Radical and extreme cross--many miss its point altogether. Last Sunday I and my dear wife went to the bookstore at SM for some gifts she had to give to a friend in Cebu. While she was choosing what to buy I strolled along the rows of bookshelves at the other end of the store--particularly the shelves where the inspirational books were kept.
I saw this book..."The Radical Cross" by AW Tozer. Tozer is among my favorite authors so I browsed it and bought it. I have come to love the deeper meanings of the cross. The cross is meant to make you radical and extreme like Jesus. It's designed to be born by all true believers, not just to identify ourselves with Christ, but to be destroyed.
The Jesus cross is destruction...destruction of the flesh and all its cravings, accomplishments, trophies, mindset, self-importance, religion, and even church ministries. Churches use it today to attract people who are fond of looking for a church--not looking for God. If you're looking for God, you begin to understand the need to die to self, and allow God to destroy your flesh, your ego, especially the church that the ego built.
The cross of Jesus that he tells you to carry daily cannot but make you radical and extreme. So radical and extreme that you go all the way with God to the desert where no man dares to be or to live and where terrible dangers lurk. You even go to the shadow of the valley of death.
Others just stop at treading on green pastures--they never venture out further with Jesus, the Shepherd, into the wilderness. Jesus dared go with the Father to the wilderness and ended up not just full of the Holy Spirit but in the power of the Holy Spirit. The church only gets as far as being in the fullness of the Spirit and never experience being in the power of the Spirit and defeating Satan in his own territory because it dreads being radical and extreme with Jesus Christ.
The cross means continuing in Jesus even in the face of life adversities. Jesus takes away a lot of things in your life and you still dare go with him deeper into the wilderness.

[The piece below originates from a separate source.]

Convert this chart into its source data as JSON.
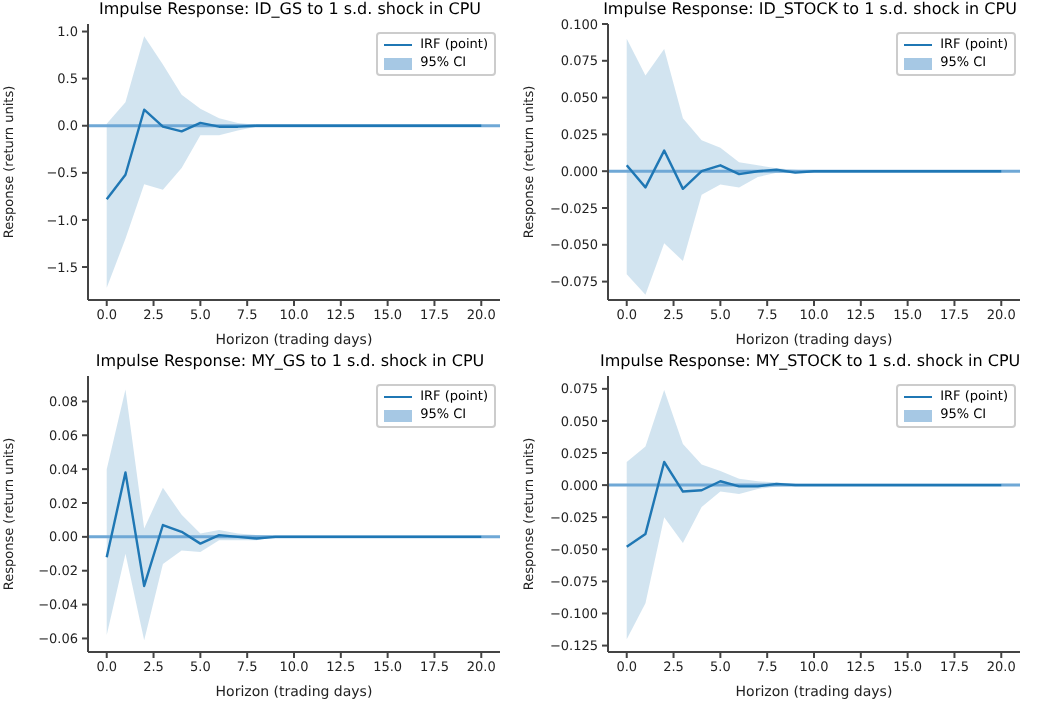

Others enjoy life in this world while you begin to hate life in this world. And sometimes, that can make you wonder why God seems to be "cruel" with you but generous and kind with others, especially the wicked.
Jesus was in the midst of a laughing and mocking multitude who were free from suffering when he cried to the Father, "Why have you forsaken me?" He suffered so radically and to the extreme, and we are called to not just believe in him but also suffer the same radical and extreme cross, not for sin's expiation but as a mark of true Jesus' discipleship.
Yeah, I know all this and more, but sometimes, when the going gets too tough, I'm still inclined to ask what kind of life is this when I hate life because of the things that happen which my mind fails to understand. But I just surrender to God after. Thanks, God, for that sustaining grace.